【行雲流水】文化通信2020年12月14日付

2020年12月14日

 某月某日

 新年号に掲載する「トップインタビュー」で、コモンズ投信・渋澤健会長と麹町「オープロヴァンソー」へ。渋澤さんは新一万円札の顔となる渋沢栄一翁の孫の孫=玄孫である。翁は前妻・後妻との間に10人以上(ほかにもかなり?)の子をなしたが、数多の子孫の中で当代に経営者は健氏一人らしい。
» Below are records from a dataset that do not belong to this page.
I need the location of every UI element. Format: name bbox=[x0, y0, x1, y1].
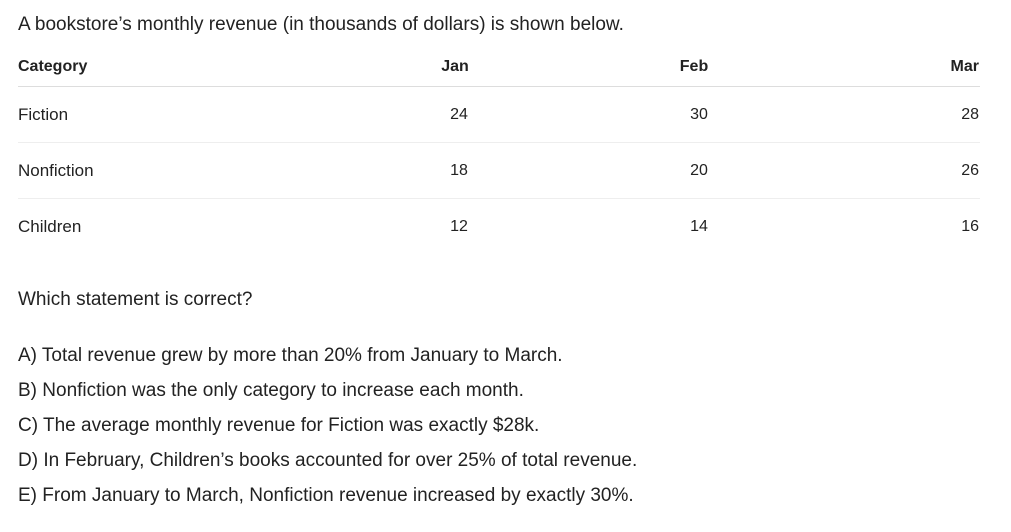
cell-value: 24 bbox=[450, 106, 468, 123]
cell-value: 12 bbox=[450, 218, 468, 235]
row-rule bbox=[18, 198, 980, 199]
column-header: Jan bbox=[441, 58, 469, 75]
header-rule bbox=[18, 86, 980, 87]
row-label: Nonfiction bbox=[18, 161, 94, 180]
row-label: Children bbox=[18, 217, 82, 236]
cell-value: 28 bbox=[961, 106, 979, 123]
row-label: Fiction bbox=[18, 105, 69, 124]
column-header: Mar bbox=[950, 58, 979, 75]
column-header: Category bbox=[18, 58, 88, 75]
cell-value: 18 bbox=[450, 162, 468, 179]
option: E) From January to March, Nonfiction rev… bbox=[18, 485, 634, 506]
option: D) In February, Children’s books account… bbox=[18, 450, 638, 471]
cell-value: 20 bbox=[690, 162, 708, 179]
cell-value: 26 bbox=[961, 162, 979, 179]
option: C) The average monthly revenue for Ficti… bbox=[18, 415, 540, 436]
column-header: Feb bbox=[679, 58, 709, 75]
intro: A bookstore’s monthly revenue (in thousa… bbox=[18, 14, 624, 35]
question: Which statement is correct? bbox=[18, 289, 253, 310]
cell-value: 14 bbox=[690, 218, 708, 235]
option: A) Total revenue grew by more than 20% f… bbox=[18, 345, 563, 366]
row-rule bbox=[18, 142, 980, 143]
cell-value: 16 bbox=[961, 218, 979, 235]
cell-value: 30 bbox=[690, 106, 708, 123]
option: B) Nonfiction was the only category to i… bbox=[18, 380, 524, 401]
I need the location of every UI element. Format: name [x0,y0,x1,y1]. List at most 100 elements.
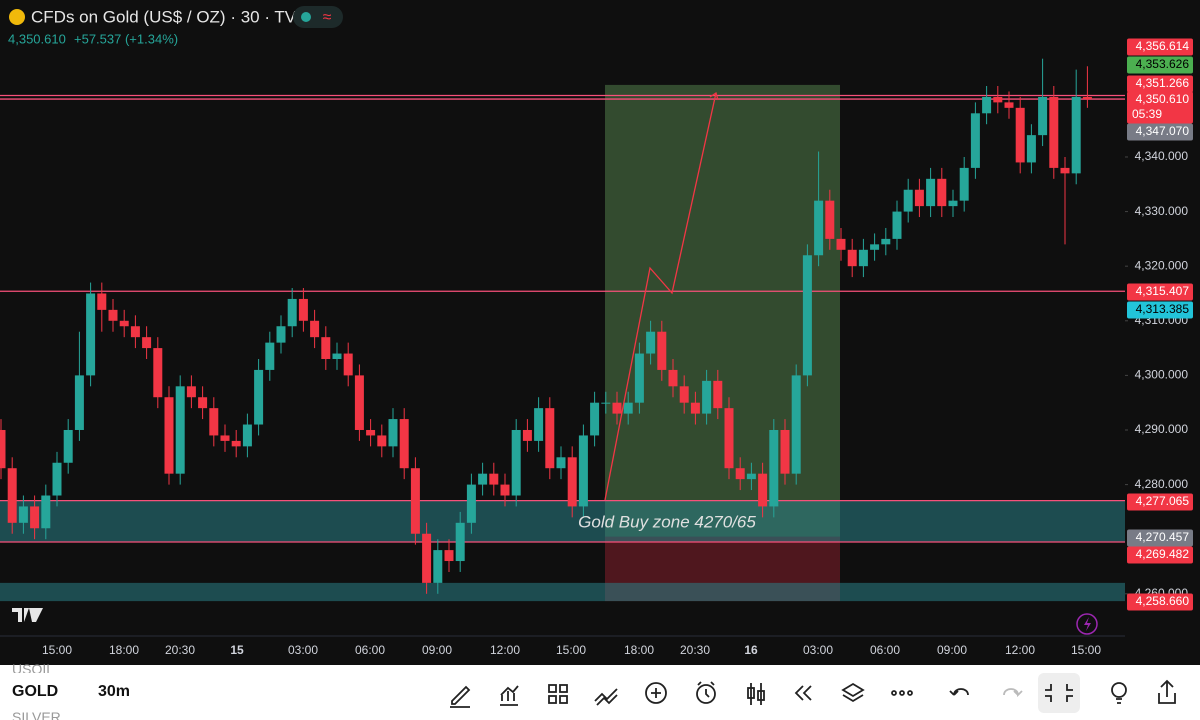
candle-body [142,337,152,349]
candle-body [366,429,376,436]
watch-item[interactable]: SILVER [12,709,61,720]
candle-body [276,326,286,343]
price-label: 4,258.660 [1136,594,1190,608]
logo [9,9,25,25]
x-tick-label: 12:00 [1005,643,1035,657]
fullscreen-button[interactable] [1038,673,1080,713]
watch-item-active[interactable]: GOLD [12,683,59,700]
replay-icon[interactable] [794,685,812,701]
candle-body [814,200,824,256]
candle-body [511,429,521,496]
y-tick-label: 4,330.000 [1135,204,1189,218]
chart: Gold Buy zone 4270/65 CFDs on Gold (US$ … [0,6,1193,658]
candle-body [153,348,163,398]
y-tick-label: 4,300.000 [1135,368,1189,382]
alarm-icon[interactable] [696,684,716,704]
lightning-icon [1084,617,1091,631]
symbol-title: CFDs on Gold (US$ / OZ) · 30 · TVC [31,7,308,26]
x-tick-label: 15 [230,643,244,657]
price-label: 4,351.266 [1136,76,1190,90]
candle-body [220,435,230,441]
candle-body [1026,135,1036,163]
price-label-bg [1127,283,1193,301]
ideas-icon[interactable] [1111,682,1127,698]
candle-body [881,238,891,245]
candle-body [444,550,454,562]
price-label: 4,277.065 [1136,494,1190,508]
candle-body [601,402,611,404]
timeframe[interactable]: 30m [98,683,131,700]
candle-body [242,424,252,447]
price-label: 4,269.482 [1136,547,1190,561]
more-icon[interactable] [891,690,897,696]
candle-body [836,238,846,250]
watch-item[interactable]: USOIL [12,661,55,673]
layout-icon[interactable] [548,684,557,693]
status-pill[interactable] [293,6,343,28]
price-label-bg [1127,91,1193,124]
candle-body [455,522,465,562]
candle-body [478,473,488,485]
candle-body [231,440,241,447]
candle-body [668,369,678,387]
undo-icon[interactable] [949,688,969,696]
alert-button[interactable] [1076,613,1098,635]
price-label: 4,313.385 [1136,302,1190,316]
candle-body [623,402,633,414]
candle-body [713,380,723,409]
indicators-icon[interactable] [500,685,519,706]
price-label-bg [1127,123,1193,141]
zone-annotation: Gold Buy zone 4270/65 [578,512,756,531]
candle-body [982,96,992,114]
buy-zone [0,500,1125,543]
candle-body [41,495,51,529]
candle-body [657,331,667,370]
candle-body [1071,96,1081,174]
candle-body [0,429,6,469]
x-tick-label: 15:00 [1071,643,1101,657]
candle-body [18,506,28,523]
candle-body [399,419,409,469]
tv-logo [12,608,43,622]
candle-body [500,484,510,496]
candle-body [646,331,656,354]
layers-icon[interactable] [841,682,865,703]
candle-body [466,484,476,523]
add-icon[interactable] [645,682,667,704]
price-label: 4,356.614 [1136,39,1190,53]
x-tick-label: 20:30 [680,643,710,657]
candle-body [1049,96,1059,168]
draw-icon[interactable] [450,685,471,708]
candle-body [970,113,980,168]
price-label-bg [1127,593,1193,611]
compare-icon[interactable] [594,688,618,706]
redo-icon[interactable] [1003,688,1023,698]
candle-body [74,375,84,430]
candle-body [310,320,320,338]
price-label-bg [1127,75,1193,93]
share-icon[interactable] [1158,679,1176,704]
x-tick-label: 03:00 [288,643,318,657]
candle-body [545,408,555,469]
x-tick-label: 18:00 [109,643,139,657]
x-tick-label: 16 [744,643,758,657]
candle-body [926,178,936,207]
candle-body [959,167,969,201]
candle-body [825,200,835,239]
candle-body [1082,96,1092,100]
candle-body [679,386,689,403]
x-tick-label: 15:00 [42,643,72,657]
candle-body [993,96,1003,103]
price-label: 4,270.457 [1136,530,1190,544]
candle-body [332,353,342,360]
candle-body [198,397,208,409]
candle-body [578,435,588,507]
candle-body [567,457,577,507]
candle-body [780,429,790,474]
price-label-bg [1127,56,1193,74]
x-tick-label: 06:00 [355,643,385,657]
candle-body [702,380,712,414]
candle-body [108,309,118,321]
candles-icon[interactable] [750,683,762,705]
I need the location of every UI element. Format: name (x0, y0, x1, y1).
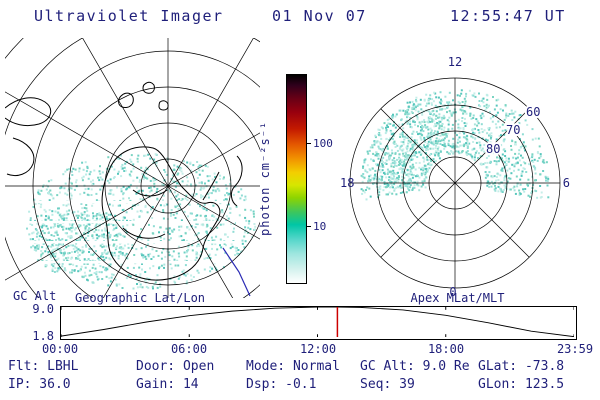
mlat-70-label: 70 (506, 123, 520, 137)
apex-plot-labels: 12 18 6 0 60 70 80 (340, 55, 570, 298)
meridians (5, 38, 260, 298)
status-seq: Seq: 39 (360, 377, 415, 392)
strip-ylabel: GC Alt (13, 289, 57, 303)
mlat-60-label: 60 (526, 105, 540, 119)
scan-gap-streaks (20, 201, 235, 264)
strip-xtick-4: 23:59 (556, 342, 594, 356)
strip-xtick-1: 06:00 (170, 342, 208, 356)
status-mode: Mode: Normal (246, 359, 340, 374)
header-date: 01 Nov 07 (272, 7, 367, 25)
geo-panel-label: Geographic Lat/Lon (74, 291, 206, 305)
colorbar (286, 74, 307, 284)
colorbar-tick-100: 100 (313, 137, 333, 150)
strip-ytick-top: 9.0 (32, 302, 54, 316)
colorbar-tick-10: 10 (313, 220, 327, 233)
apex-polar-plot: 12 18 6 0 60 70 80 (340, 55, 570, 298)
status-glat: GLat: -73.8 (478, 359, 565, 374)
orbit-track (222, 247, 251, 297)
app-title: Ultraviolet Imager (34, 7, 224, 25)
aurora-emission-layer (360, 89, 550, 201)
mlt-spokes (350, 78, 560, 288)
strip-ytick-bottom: 1.8 (32, 329, 54, 343)
coastlines (5, 81, 243, 281)
status-gain: Gain: 14 (136, 377, 199, 392)
gc-alt-strip-chart (60, 306, 577, 340)
strip-xtick-2: 12:00 (299, 342, 337, 356)
status-glon: GLon: 123.5 (478, 377, 565, 392)
geographic-map (5, 38, 260, 298)
status-flt: Flt: LBHL (8, 359, 79, 374)
status-gc-alt: GC Alt: 9.0 Re (360, 359, 470, 374)
mlt-6-label: 6 (563, 176, 570, 190)
mlt-12-label: 12 (448, 55, 462, 69)
mlat-80-label: 80 (486, 142, 500, 156)
strip-xtick-3: 18:00 (427, 342, 465, 356)
mlt-0-label: 0 (449, 285, 456, 298)
status-door: Door: Open (136, 359, 215, 374)
gc-alt-curve (61, 307, 574, 337)
apex-panel-label: Apex MLat/MLT (410, 291, 505, 305)
colorbar-tick-mark-10 (306, 226, 311, 227)
status-ip: IP: 36.0 (8, 377, 71, 392)
colorbar-tick-mark-100 (306, 143, 311, 144)
mlt-18-label: 18 (340, 176, 354, 190)
latitude-rings (5, 38, 260, 298)
strip-xtick-0: 00:00 (41, 342, 79, 356)
status-dsp: Dsp: -0.1 (246, 377, 317, 392)
colorbar-label: photon cm⁻²s⁻¹ (258, 120, 272, 236)
header-time: 12:55:47 UT (450, 7, 566, 25)
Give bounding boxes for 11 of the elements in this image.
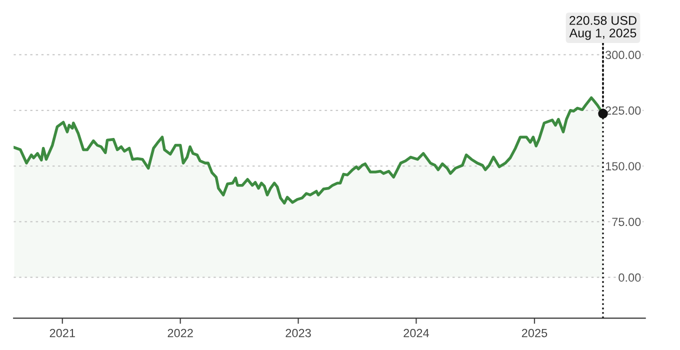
y-tick-label: 150.00 <box>606 162 641 170</box>
x-tick-label: 2021 <box>50 328 75 338</box>
x-tick-label: 2022 <box>168 328 193 338</box>
x-tick-label: 2025 <box>522 328 548 338</box>
y-tick-label: 75.00 <box>612 218 641 226</box>
y-tick-label: 0.00 <box>618 273 641 282</box>
y-tick-label: 225.00 <box>606 106 641 115</box>
x-tick-label: 2024 <box>404 328 430 338</box>
annotation: 220.58 USD Aug 1, 2025 <box>569 16 636 40</box>
y-tick-label: 300.00 <box>606 50 641 60</box>
x-tick-label: 2023 <box>286 328 311 338</box>
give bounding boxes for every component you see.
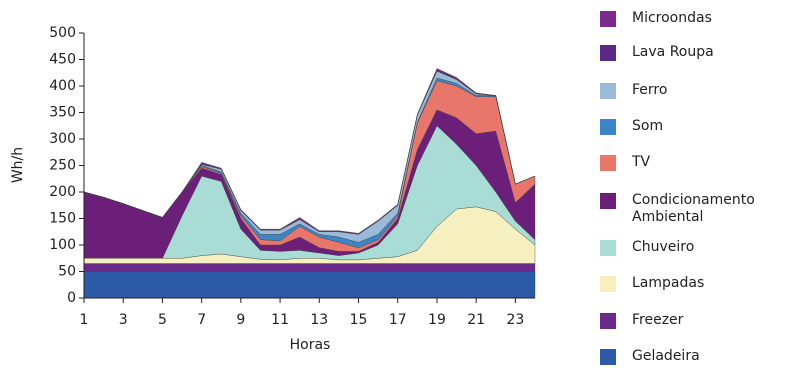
areas [83, 68, 536, 299]
x-tick-label: 17 [389, 312, 407, 328]
legend-label: Som [632, 118, 664, 134]
x-tick-label: 15 [350, 312, 368, 328]
y-tick-label: 450 [49, 52, 76, 68]
x-tick-label: 21 [467, 312, 485, 328]
legend-label: Microondas [632, 10, 712, 26]
legend-swatch [600, 193, 616, 209]
area [83, 263, 536, 272]
legend-item: Geladeira [600, 348, 782, 365]
x-tick-label: 9 [236, 312, 245, 328]
area [83, 68, 536, 235]
legend-swatch [600, 349, 616, 365]
legend-swatch [600, 276, 616, 292]
y-tick-label: 50 [58, 264, 76, 280]
x-tick-label: 23 [506, 312, 524, 328]
legend-swatch [600, 313, 616, 329]
y-axis-title: Wh/h [10, 147, 26, 183]
x-tick-label: 11 [271, 312, 289, 328]
legend-label: Geladeira [632, 348, 700, 364]
legend-item: Chuveiro [600, 239, 782, 256]
legend-item: TV [600, 154, 782, 171]
x-tick-label: 3 [119, 312, 128, 328]
area [83, 271, 536, 299]
legend-swatch [600, 11, 616, 27]
legend-label: TV [632, 154, 651, 170]
legend-label: Freezer [632, 312, 684, 328]
y-tick-label: 150 [49, 211, 76, 227]
legend-item: Condicionamento Ambiental [600, 192, 782, 226]
legend-item: Ferro [600, 82, 782, 99]
x-tick-label: 13 [310, 312, 328, 328]
y-tick-label: 0 [67, 290, 76, 306]
y-tick-label: 100 [49, 237, 76, 253]
legend-item: Freezer [600, 312, 782, 329]
x-tick-label: 5 [158, 312, 167, 328]
legend-label: Lava Roupa [632, 44, 714, 60]
legend-label: Condicionamento Ambiental [632, 192, 755, 225]
y-tick-label: 200 [49, 184, 76, 200]
legend-item: Lampadas [600, 275, 782, 292]
legend-item: Microondas [600, 10, 782, 27]
x-tick-label: 7 [197, 312, 206, 328]
x-tick-label: 1 [80, 312, 89, 328]
y-tick-label: 350 [49, 105, 76, 121]
legend-swatch [600, 155, 616, 171]
legend-item: Lava Roupa [600, 44, 782, 61]
legend-label: Chuveiro [632, 239, 695, 255]
legend-label: Lampadas [632, 275, 705, 291]
y-tick-label: 300 [49, 131, 76, 147]
legend-item: Som [600, 118, 782, 135]
legend-swatch [600, 119, 616, 135]
legend-swatch [600, 240, 616, 256]
x-axis-title: Horas [290, 337, 331, 353]
x-tick-label: 19 [428, 312, 446, 328]
legend-label: Ferro [632, 82, 668, 98]
legend-swatch [600, 45, 616, 61]
y-tick-label: 500 [49, 25, 76, 41]
y-tick-label: 400 [49, 78, 76, 94]
y-tick-label: 250 [49, 158, 76, 174]
legend-swatch [600, 83, 616, 99]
 昭和の時代はメイドINジャパン、平成はメイドBYジャパンだったが、令和においてはメイドWITHジャパン、共創の時代であると。そして「前例がない」「組織に通らない」「誰が責任とるんだ」、この3つの言葉を使わぬようにすれば、日本の組織は必ず良くなるはずであるとも。

 取材後のランチ、ウスバハギを使ったムニエルが美味しい。釣り好きの星野専務によると下魚らしいが、焦がしバターソースとマッチし、昼からワインもやむなし。

 某月某日

 慶應義塾大学経済学部卒の落語家・立川談慶の『落語は心の処方箋』(NHK出版)を帯にある通り「2時間で」読む。江戸で栄えた落語の今にもたらす効能を解説する。同社の「学びのきほん」シリーズは何れも軽妙でよろしい。

 コロナ禍で在宅時間が増え、本を紐解く機会が増えた。年末まで開催中の「ギフトブックキャンペーン」で制作したカタログにある、小山薫堂さん推薦の池波正太郎『男の作法』と、横川正紀さんが薦める山口瞳『礼儀作法入門』(ともに新潮文庫)、城山三郎『私の情報日記』(集英社文庫)を書棚の奥から引っ張り出して読み返す。「作法」を学ぶというより、いずれ劣らぬ魅力を纏うオヤジたちが生きた昭和の時代を懐かしんでいる。

 某月某日

 『味の手帖』の"応援団"、「名店会」の一員、渋谷「玉久」の女将から、今月19日で閉店することにしました、と電話がある。

 40年以上前、学生時代に父に連れられて初めて訪れた当時はトタン張りで裸電球がぶら下がり、ビール箱の上に板を載せただけのテーブルだった。東急入社後まもなく友人と訪れ、薦められるままに毛蟹を注文し、目の玉が飛び出る会計に慌てた記憶は鮮明だ。その後細長い自社ビルの上に開けた店は小奇麗になるが、今年傘寿を迎えるご主人が一貫して旨い魚を提供する、名店であった。

 若者の街、渋谷にあっては数少ない中高年の隠れ家がまた一軒、消える。最終日に毛蟹と鰹で飲む熱燗は、少しく苦いことだろう。